Wound healing assays
Wound healing assays were performed to analyze cell migration. Briefly, GBM cells were seeded into six-well plates and cultured at 37℃ for 24 h. A linear wound was scratched with a 1 ml pipette tip, and the wells were washed twice with PBS to remove suspended cells and debris. The cells were cultured in medium containing 10% FBS, then the wounds were photographed and the size was measured at 0 h, 24 h and 48 h.
RNA extraction and quantitative reverse transcription-polymerase chain reaction (qRT-PCR) analysis
Total RNA was isolated with TRIzol reagent (Invitrogen) in accordance with the manufacturer’s instructions and reverse transcribed to cDNA with the SuperScrip III First-strand Synthesis System (Thermo Fisher Scientific, MA, USA). For qRT-PCR analysis, the relative quantification of Wnt5a expression was calculated by the comparative CT method (ΔΔCT). The Wnt5a forward primer was 5′-TCGACTATGGCTACCGCTTT-3′and the reverse primer was 5′-CACTCTCGTAGGAGCCCTT-3′.
The miR-548ac forward primer was 5′-CAAAAACCGGCAATTACTTTTG-3′ and the reverse primer was 5′-CTCAACTGGTGTCGTGGA-3′. The GAPDH forward primer was 5′-ATTCCATGGCACCGTCAAGGCTGA-3′ and the reverse primer was 5′-TTCTCCATGGTGGTGAAGACGCCA-3′.

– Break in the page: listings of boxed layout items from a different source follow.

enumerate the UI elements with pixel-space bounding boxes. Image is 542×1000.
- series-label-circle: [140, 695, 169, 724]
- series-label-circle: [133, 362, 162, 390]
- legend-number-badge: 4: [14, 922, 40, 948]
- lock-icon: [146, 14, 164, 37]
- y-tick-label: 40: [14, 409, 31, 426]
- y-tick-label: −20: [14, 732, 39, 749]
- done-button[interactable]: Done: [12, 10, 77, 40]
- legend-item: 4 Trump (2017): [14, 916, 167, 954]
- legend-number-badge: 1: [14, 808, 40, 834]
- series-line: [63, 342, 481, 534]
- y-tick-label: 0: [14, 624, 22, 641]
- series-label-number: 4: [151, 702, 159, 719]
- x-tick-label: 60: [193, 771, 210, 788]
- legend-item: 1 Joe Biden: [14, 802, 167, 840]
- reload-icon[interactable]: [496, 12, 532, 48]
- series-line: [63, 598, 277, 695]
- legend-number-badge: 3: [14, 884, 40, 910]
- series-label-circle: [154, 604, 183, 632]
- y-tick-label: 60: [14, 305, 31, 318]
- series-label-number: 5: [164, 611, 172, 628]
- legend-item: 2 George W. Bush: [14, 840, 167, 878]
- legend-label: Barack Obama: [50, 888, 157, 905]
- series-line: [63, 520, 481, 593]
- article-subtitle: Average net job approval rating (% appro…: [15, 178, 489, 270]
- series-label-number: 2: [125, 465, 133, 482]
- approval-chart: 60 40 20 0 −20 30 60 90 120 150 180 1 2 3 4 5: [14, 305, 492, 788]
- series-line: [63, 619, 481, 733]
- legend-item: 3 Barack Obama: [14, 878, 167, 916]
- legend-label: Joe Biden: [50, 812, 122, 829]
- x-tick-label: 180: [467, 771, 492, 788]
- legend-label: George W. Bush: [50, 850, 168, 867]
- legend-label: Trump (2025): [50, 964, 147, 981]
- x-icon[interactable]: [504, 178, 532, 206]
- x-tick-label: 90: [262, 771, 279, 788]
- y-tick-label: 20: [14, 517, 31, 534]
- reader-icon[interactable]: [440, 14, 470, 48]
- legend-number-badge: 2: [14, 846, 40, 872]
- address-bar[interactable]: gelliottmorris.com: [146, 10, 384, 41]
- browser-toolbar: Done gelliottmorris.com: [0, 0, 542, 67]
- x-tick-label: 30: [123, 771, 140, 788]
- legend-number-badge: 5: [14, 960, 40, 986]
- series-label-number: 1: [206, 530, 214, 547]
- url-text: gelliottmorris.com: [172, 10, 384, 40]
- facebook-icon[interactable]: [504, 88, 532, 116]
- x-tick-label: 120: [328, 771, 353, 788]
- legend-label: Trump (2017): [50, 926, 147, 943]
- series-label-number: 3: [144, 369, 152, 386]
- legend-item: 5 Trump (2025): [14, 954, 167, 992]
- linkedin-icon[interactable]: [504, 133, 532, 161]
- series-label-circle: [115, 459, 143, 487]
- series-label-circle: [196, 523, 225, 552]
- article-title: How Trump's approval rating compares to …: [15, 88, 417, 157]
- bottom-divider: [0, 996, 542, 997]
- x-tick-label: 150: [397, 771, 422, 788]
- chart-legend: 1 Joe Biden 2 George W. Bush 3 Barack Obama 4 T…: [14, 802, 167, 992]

Luciferase reporter assays
Potential miR-548ac binding sites in the Wnt5a 3´-UTR were predicted with the bioinformatics tools miRwalk (http://starbase.sysu.edu.cn/), miRDB (http://mirdb.org/) and TargetScan (http://www.targetscan.org/). The sites of the predicted target gene and a mutant variant were synthesized and cloned in the pmirGLO Dual-Luciferase miRNA target expression vector (GenePharma, Shanghai, China). GBM cells were seeded in 96-well plates and co-transfected 12 h later with plasmids or miR-548ac mimics with Lipofectamine 3000. The cells were harvested 48 h after transfection, and firefly and Renilla luciferase activity was analyzed with a dual-luciferase reporter assay system (Promega, Madison, WI, USA) according to the manufacturer’s instructions.
Western blot analysis
Cells were lysed and proteins were isolated in ice cold RIPA buffer (Thermo, MA, USA). Proteins were separated by SDS-PAGE and transferred to polyvinylidene difluoride membranes. After blocking with 5% skim milk, the membranes were incubated with p-ERK1/2, total ERK1/2, total RAF, p-RAF, Wnt5a, and β-actin primary antibodies purchased from Abcam.
Prism 6 statistical software was used for statistical analysis. All data are presented as the mean ± standard error of mean (SEM) from at least three independent replicates. Statistical analysis of data was performed with Student’s t-test. Differences were considered statistically significant at P < 0.05.